> To me, a great majority of problems in the US fundamentally boils down to people looking for markets and money where there aren’t any.
Your examples are mostly things where there are, though, e.g.:
> rising healthcare costs (what is the right price to pay for saving a child’s life, for example? Culturally, it’s basically unlimited!)
This is confusing value with cost. If you had to pay a million dollars to save a child's life, maybe that's worth it, but that's not the problem.
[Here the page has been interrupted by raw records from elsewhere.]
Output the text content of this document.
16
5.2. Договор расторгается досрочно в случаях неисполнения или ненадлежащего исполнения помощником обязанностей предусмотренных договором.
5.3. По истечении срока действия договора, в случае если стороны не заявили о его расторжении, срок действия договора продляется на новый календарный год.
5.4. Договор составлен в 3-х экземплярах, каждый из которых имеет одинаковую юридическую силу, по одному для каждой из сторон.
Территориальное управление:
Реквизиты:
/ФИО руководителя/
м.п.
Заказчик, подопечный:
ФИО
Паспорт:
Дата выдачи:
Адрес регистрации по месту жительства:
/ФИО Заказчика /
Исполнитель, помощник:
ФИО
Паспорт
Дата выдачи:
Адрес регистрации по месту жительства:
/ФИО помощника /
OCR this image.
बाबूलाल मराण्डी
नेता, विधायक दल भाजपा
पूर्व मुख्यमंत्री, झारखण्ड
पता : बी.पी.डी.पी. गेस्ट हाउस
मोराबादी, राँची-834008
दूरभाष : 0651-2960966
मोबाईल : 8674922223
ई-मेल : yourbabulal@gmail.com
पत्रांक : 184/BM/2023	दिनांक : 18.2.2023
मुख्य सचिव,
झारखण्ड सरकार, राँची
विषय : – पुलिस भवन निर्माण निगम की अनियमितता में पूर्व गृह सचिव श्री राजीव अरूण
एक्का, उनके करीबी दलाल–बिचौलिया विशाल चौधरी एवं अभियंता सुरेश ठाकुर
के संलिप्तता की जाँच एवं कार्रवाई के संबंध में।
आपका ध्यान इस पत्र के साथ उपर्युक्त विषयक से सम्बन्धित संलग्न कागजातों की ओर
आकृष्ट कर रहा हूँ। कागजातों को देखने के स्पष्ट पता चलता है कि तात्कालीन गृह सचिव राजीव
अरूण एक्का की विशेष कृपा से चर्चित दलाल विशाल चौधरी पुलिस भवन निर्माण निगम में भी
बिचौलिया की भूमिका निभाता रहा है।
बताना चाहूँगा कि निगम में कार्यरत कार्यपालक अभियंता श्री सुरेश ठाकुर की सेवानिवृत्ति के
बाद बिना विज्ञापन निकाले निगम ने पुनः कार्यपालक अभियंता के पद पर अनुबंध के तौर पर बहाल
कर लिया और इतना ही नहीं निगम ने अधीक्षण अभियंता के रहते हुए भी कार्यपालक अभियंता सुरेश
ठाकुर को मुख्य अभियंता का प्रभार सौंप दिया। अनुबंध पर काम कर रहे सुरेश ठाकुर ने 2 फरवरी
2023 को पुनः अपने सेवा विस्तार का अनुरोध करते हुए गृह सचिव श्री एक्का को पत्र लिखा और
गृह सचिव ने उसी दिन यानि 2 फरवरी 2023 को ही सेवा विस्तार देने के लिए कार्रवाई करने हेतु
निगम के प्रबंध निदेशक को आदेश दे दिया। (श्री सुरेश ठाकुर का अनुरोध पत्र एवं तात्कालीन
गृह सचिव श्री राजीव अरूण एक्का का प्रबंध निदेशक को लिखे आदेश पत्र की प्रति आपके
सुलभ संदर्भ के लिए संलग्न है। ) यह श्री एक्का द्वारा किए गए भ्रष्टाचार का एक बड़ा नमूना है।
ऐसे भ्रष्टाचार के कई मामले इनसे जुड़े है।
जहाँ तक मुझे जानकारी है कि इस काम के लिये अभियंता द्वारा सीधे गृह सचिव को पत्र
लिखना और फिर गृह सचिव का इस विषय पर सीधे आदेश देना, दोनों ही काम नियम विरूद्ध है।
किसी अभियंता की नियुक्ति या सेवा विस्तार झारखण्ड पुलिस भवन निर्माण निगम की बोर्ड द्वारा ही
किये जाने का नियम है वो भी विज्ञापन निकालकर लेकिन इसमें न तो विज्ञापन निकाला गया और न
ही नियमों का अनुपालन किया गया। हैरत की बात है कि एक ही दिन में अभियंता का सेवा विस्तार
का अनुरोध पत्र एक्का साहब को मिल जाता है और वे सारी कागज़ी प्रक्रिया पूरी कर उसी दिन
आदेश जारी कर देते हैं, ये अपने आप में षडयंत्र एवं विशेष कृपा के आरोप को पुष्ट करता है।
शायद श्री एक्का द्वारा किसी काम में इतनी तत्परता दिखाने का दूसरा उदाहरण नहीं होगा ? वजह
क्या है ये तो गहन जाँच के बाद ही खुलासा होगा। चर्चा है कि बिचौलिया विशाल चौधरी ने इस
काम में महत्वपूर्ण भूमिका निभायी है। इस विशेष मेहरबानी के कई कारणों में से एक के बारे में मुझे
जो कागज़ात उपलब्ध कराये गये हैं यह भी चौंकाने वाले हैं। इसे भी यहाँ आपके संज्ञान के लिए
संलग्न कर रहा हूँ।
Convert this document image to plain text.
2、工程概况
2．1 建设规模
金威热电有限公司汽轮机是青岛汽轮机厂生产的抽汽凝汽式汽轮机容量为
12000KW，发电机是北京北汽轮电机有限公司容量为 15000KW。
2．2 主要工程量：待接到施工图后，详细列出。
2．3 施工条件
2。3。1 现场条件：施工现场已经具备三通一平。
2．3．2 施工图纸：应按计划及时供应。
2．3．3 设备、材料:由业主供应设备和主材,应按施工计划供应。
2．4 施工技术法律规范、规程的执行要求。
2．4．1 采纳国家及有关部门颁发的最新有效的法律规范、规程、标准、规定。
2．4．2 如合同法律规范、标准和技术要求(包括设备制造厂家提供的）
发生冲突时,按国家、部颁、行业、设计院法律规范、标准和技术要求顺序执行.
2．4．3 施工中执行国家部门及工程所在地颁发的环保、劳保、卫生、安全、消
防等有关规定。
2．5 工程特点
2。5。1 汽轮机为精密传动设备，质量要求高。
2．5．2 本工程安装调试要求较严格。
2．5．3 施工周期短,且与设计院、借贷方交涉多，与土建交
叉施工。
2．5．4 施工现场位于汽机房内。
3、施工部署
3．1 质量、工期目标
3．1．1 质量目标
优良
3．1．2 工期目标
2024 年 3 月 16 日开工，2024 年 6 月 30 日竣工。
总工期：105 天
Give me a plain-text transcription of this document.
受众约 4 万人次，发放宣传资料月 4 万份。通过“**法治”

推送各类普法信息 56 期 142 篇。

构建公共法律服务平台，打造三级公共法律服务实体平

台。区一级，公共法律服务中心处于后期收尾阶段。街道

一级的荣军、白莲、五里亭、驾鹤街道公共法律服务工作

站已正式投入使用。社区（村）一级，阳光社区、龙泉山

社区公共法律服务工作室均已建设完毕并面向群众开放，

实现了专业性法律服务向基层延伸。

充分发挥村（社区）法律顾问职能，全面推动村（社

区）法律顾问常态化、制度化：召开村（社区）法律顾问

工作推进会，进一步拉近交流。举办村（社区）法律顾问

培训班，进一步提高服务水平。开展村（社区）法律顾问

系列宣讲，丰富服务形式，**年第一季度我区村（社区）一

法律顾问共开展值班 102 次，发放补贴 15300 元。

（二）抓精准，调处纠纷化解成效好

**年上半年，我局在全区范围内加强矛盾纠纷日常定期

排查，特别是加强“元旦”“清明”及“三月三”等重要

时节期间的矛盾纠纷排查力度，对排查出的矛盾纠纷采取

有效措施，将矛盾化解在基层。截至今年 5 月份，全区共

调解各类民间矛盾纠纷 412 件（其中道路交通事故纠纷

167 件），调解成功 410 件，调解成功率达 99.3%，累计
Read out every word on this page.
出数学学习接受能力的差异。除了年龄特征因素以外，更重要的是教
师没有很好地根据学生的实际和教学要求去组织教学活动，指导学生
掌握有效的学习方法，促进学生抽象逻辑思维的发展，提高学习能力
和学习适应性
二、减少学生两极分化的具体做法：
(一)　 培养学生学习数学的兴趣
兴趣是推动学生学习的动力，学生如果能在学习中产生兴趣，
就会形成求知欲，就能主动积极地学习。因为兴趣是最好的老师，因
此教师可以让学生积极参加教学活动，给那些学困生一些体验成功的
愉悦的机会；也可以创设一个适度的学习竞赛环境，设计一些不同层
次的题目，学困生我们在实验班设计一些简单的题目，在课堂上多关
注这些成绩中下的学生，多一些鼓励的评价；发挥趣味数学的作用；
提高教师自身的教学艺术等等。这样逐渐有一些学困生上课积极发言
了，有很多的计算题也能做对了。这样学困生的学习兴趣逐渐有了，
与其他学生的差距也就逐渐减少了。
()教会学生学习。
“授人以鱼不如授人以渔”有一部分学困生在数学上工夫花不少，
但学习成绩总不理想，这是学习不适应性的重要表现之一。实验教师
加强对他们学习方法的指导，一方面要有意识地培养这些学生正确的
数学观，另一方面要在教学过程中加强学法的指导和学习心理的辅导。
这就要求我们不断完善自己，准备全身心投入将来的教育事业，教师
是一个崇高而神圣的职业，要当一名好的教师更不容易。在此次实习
The problem is that so often we could have saved the child's life for $100 but for various bad reasons it ends up being $100,000 instead, and the people getting the other $99,900 want to keep it that way.
> whereas rising legal costs are NOT seen as a crisis (suing other people over BS grievances, unlike saving lives, is not compulsory)
Isn't the problem with the rising legal costs mostly on the defense side? You can't prevent someone from filing an unmeritorious lawsuit against you, or avoid hiring compliance lawyers to tell you what to do to prevent that from happening, so it matters when those things get more expensive. But then the compliance lawyers and their lobbyists like it to get more expensive because they're the ones getting the money.
> infrastructure investment (cars don’t make financial sense everywhere and everything all the time, but they’re REALLY cozy, so we will spend exorbitant amounts of money on infrastructure for them compared to everything else)
People who hate cars say this but we mostly spend money on cars because everything is too spread out for mass transit, which brings us to this one:
> lack of growth of alternatives to single family homes
Markets are great at solving this. If it wasn't literally banned in most of the relevant places, developers would be replacing single family homes with higher density housing all over and people would be buying it.
> the obesity crisis (eating feels GOOD, even if it costs EXORBITANT amounts of money)
Government subsidizes the production of high fructose corn syrup, which does this:
https://www.princeton.edu/news/2010/03/22/sweet-problem-prin...
> worsening education outcomes
And then people make school choice arguments.
Which one of these isn't a situation where we would benefit from a competitive market but the existing laws prevent us from having one?